There is, Fox-Geen said, no firm definition of a stablecoin; “It's a word that people coined that has been used to refer to many digital assets, including those that have no stable characteristics whatsoever,” he said.
USDC, commonly referred to as a stablecoin, is a digital asset that is backed one for one with the U.S. dollar, Fox-Geen said, noting the coin is “not a security.” USDC is one of the only assets that grew in 2022, Allaire said Friday in an interview with CNBC, something which potentially shows that “a digital dollar that works on top of these blockchain networks has real utility and real value and maybe gives us some insight into, where does the utility come from as we go forward,” he said.
Creating transparency, trust
One of the ways Circle is preparing to take advantage of crypto’s future is by transitioning to a public entity, which has been a goal for a number of years, Fox-Geen said.
The company mutually terminated its merger with special-purpose acquisition company Concord Acquisition Corp. in December, a deal previously valued at $9 billion and which was terminated due to the deal timing out and not any other factors, Fox-Geen said.

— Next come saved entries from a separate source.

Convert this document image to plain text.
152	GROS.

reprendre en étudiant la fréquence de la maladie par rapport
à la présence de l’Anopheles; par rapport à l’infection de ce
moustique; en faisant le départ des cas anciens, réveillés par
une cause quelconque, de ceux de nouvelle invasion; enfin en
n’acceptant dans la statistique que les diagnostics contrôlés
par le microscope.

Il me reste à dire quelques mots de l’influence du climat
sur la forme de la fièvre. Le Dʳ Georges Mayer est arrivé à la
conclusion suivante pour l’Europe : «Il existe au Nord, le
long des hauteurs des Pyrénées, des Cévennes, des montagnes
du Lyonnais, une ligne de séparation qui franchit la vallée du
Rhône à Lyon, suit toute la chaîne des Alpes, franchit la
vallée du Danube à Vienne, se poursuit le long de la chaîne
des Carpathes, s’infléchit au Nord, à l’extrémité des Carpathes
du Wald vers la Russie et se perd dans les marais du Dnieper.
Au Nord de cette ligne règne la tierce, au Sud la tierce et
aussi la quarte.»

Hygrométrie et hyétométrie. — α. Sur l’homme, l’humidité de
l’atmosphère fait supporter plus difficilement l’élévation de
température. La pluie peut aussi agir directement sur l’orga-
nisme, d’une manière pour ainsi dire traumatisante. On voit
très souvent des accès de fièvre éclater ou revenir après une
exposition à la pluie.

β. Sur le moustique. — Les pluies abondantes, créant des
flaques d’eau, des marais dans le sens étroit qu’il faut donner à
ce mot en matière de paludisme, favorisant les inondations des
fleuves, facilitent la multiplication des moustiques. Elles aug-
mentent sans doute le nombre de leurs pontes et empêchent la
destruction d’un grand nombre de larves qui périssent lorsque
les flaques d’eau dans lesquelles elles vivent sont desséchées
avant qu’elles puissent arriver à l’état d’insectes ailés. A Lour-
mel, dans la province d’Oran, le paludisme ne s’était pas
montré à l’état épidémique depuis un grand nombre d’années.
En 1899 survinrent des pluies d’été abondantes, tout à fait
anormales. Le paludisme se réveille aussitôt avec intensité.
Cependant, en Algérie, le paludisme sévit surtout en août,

Circle is no longer looking to go public via a SPAC, Fox-Geen said. As a “rapidly growing, profitable company” it is examining other ways of doing so such as an initial public offering or direct listing, he said. Going public could also provide benefits to the company as it looks to build out trust and transparency within the cryptocurrency space, he said.
“We want to hold ourselves to the highest standards of transparency so that people who are looking to build upon our infrastructure in this industry can rest assured they're dealing with people who they can trust,” Fox-Geen said. “So the additional scrutiny of being a public company, we think is very beneficial for us.”